Pozwalam sobie – jak co roku od wielu lat – na tę łatwiznę, w postaci zacytowania niektórych fragmentów z wcześniejszych publikacji tutaj, poświęconych tej haniebnej sprawie. Czynię to, bo dzisiejsze „święto państwowe” domaga się tego i będę to powtarzał co roku; „pókim żyw”, a także zdrowie mi na to pozwoli!
*****
Zapewne nikt spośród Czytelników tego portalu (lub ich śladowa ilość, i to z czasowym „awansem”, przed 3 maja), nie wywiesza flagi narodowej w dniu 1 maja, zwanym – za pierwszej komuny – „świętem pracy”! Ale skoro pozostawiono nam to „święto państwowe” – mocą magdalenkowej zmowy – to nie od rzeczy będzie nakreślić kilka zdań „historycznej ściągi”; tym bardziej, że owe „święto” nabrało nowej, dodatkowej symboliki tej „świeckiej tradycji”!
Śpieszę więc – jak zwykle – przypomnieć, że to „święto państwowe” ustanowili nam, Polakom, wybitni przywódcy socjalistyczni i zbrodniarze: Adolf Hitler (na terenach włączonych do III Rzeszy i w tzw.
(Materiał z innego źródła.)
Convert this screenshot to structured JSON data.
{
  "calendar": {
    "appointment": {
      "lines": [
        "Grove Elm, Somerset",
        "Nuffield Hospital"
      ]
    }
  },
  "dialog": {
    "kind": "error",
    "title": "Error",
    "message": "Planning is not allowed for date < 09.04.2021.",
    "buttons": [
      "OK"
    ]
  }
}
Generalnej Guberni) oraz Józef Stalin (na zaanektowanych Kresach), w dniu 1 maja 1940 roku. I od tamtego czasu – z małą przerwą (o dziwo!) w latach: 1946-49, gdy niejaki Bierut udawał „prezydenta”, epatując swą „religijnością” w procesji Bożego Ciała – musieliśmy znosić to obce naszej tradycji, ideologiczne „święto robotnicze”!
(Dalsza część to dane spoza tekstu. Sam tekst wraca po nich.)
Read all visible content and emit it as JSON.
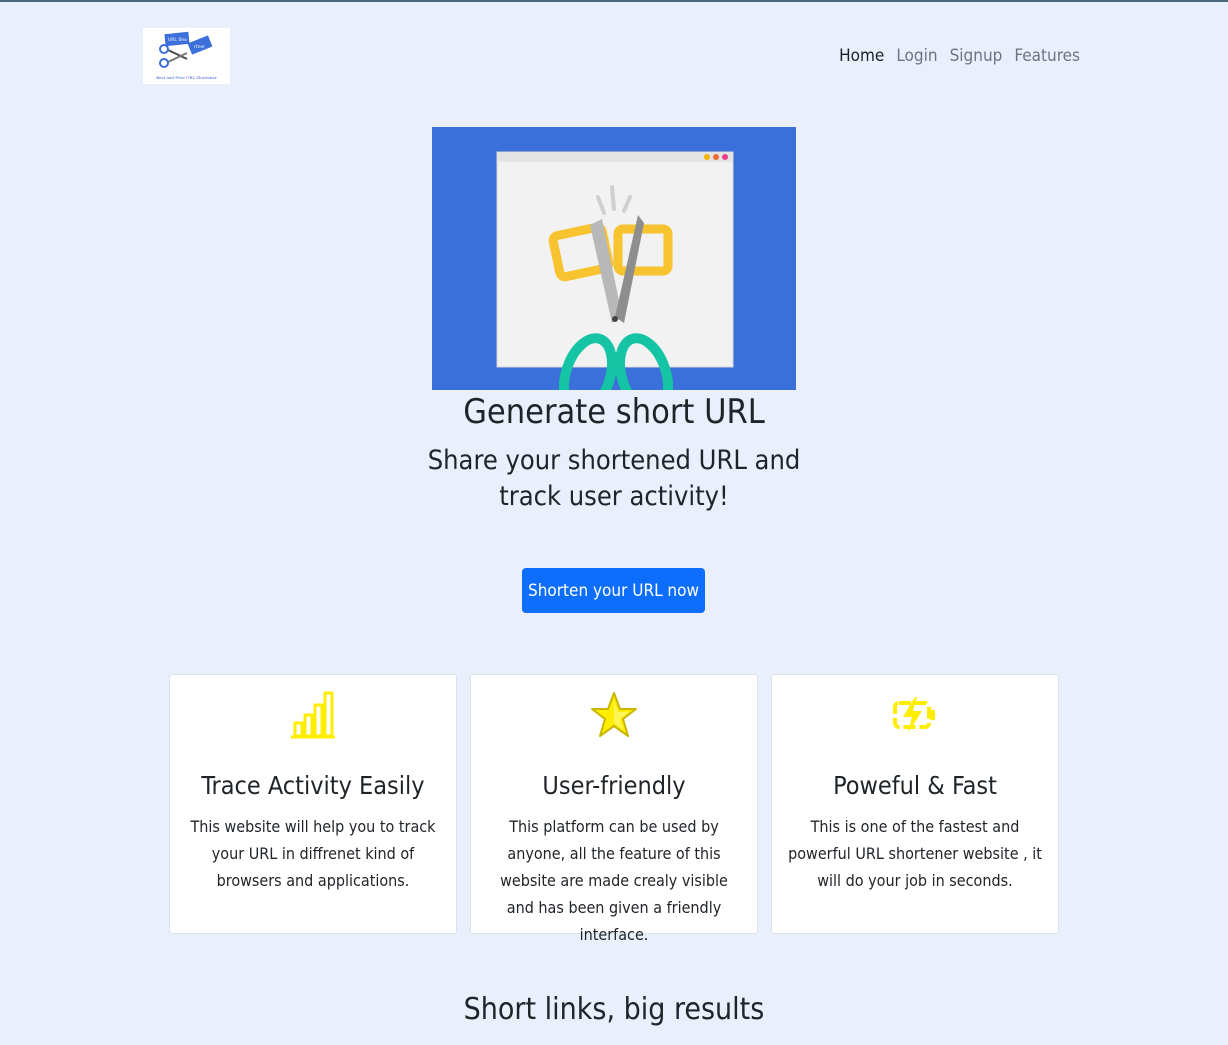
{
  "logo": {
    "tag_left": "URL Sho",
    "tag_right": "rtner",
    "caption": "Best and Free URL Shortener"
  },
  "nav": {
    "items": [
      {
        "label": "Home"
      },
      {
        "label": "Login"
      },
      {
        "label": "Signup"
      },
      {
        "label": "Features"
      }
    ]
  },
  "hero": {
    "title": "Generate short URL",
    "subtitle": "Share your shortened URL and track user activity!",
    "cta_label": "Shorten your URL now"
  },
  "features": [
    {
      "icon": "bar-chart-icon",
      "title": "Trace Activity Easily",
      "text": "This website will help you to track your URL in diffrenet kind of browsers and applications."
    },
    {
      "icon": "star-icon",
      "title": "User-friendly",
      "text": "This platform can be used by anyone, all the feature of this website are made crealy visible and has been given a friendly interface."
    },
    {
      "icon": "battery-charging-icon",
      "title": "Poweful & Fast",
      "text": "This is one of the fastest and powerful URL shortener website , it will do your job in seconds."
    }
  ],
  "section": {
    "title": "Short links, big results"
  },
  "colors": {
    "page_background": "#e9effb",
    "primary_button": "#0d6efd",
    "hero_background": "#3b6fd9",
    "icon_yellow": "#ffee00"
  }
}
Owo „święto pracy” nigdy nie miało cokolwiek wspólnego z etosem pracy, a zwłaszcza jej duchowym wymiarem, co trafnie zauważył nasz nieodżałowanej pamięci papież Pius XII, ustanawiając – na dzień 1 maja – Wspomnienie Św. Józefa Rzemieślnika (Robotnika), człowieka nadzwyczajnego zawierzenia Bogu. I módlmy się do Ojca Przedwiecznego, aby ta właśnie tradycja w naszym Narodzie zwyciężyła.
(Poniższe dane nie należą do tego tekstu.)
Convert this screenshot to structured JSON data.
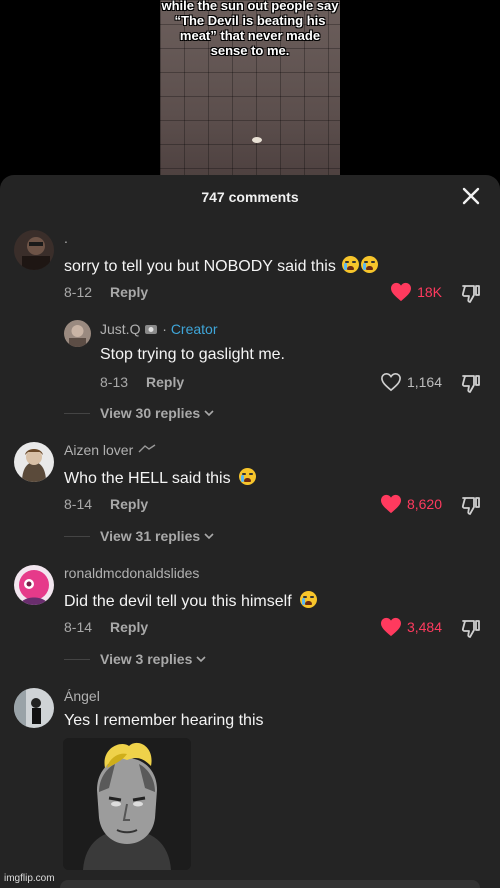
{
  "video": {
    "caption": "while the sun out people say “The Devil is beating his meat” that never made sense to me."
  },
  "sheet": {
    "title": "747 comments"
  },
  "comments": [
    {
      "username": ".",
      "text": "sorry to tell you but NOBODY said this",
      "date": "8-12",
      "reply_label": "Reply",
      "likes": "18K",
      "liked": true
    },
    {
      "username": "Just.Q",
      "badge": "Creator",
      "text": "Stop trying to gaslight me.",
      "date": "8-13",
      "reply_label": "Reply",
      "likes": "1,164",
      "liked": false
    },
    {
      "username": "Aizen lover",
      "text": "Who the HELL said this",
      "date": "8-14",
      "reply_label": "Reply",
      "likes": "8,620",
      "liked": true
    },
    {
      "username": "ronaldmcdonaldslides",
      "text": "Did the devil tell you this himself",
      "date": "8-14",
      "reply_label": "Reply",
      "likes": "3,484",
      "liked": true
    },
    {
      "username": "Ángel",
      "text": "Yes I remember hearing this"
    }
  ],
  "view_replies": [
    "View 30 replies",
    "View 31 replies",
    "View 3 replies"
  ],
  "watermark": "imgflip.com",
  "colors": {
    "sheet_bg": "#242424",
    "like_red": "#ff3a5e",
    "creator_blue": "#3fa6d9"
  }
}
[Co gorsza – to komunistyczne „święto” było w naszej rzeczywistości: świętem niewolników, którzy zmuszani byli – pod szantażem wyrzucenia z pracy – do uczestnictwa w propagandowej hucpie „pochodów pierwszomajowych”.]
*****
Już sam fakt pozostawienia nam tego „święta państwowego” w kalendarzu (po 1989 r.), jednoznacznie ilustruje kondycję mentalną nie tylko „elit”, które – bo tu nie może być żadnych wątpliwości – zainstalowały nam postkomunistyczną hybrydę, zaprojektowaną przez Kiszczaka, a nazwaną – dla niepoznaki – III RP. Pokazuje także kondycję duchową większości Polaków, którzy – uważając się często za patriotów – nigdy nie wyrazili publicznego żądania likwidacji tego narzuconego nam „święta”, o haniebnej proweniencji! Zaś motywacją dla takiej postawy, u większościowej gawiedzi – abstrahując już od jej nieuctwa historycznego – jest całkowicie przyziemna, bo wynika z zamiłowania do jeszcze jednego dnia wolnego od pracy, co skutkuje – na ogół – niebotycznie „długim weekendem”! [Jak choćby w tym roku!]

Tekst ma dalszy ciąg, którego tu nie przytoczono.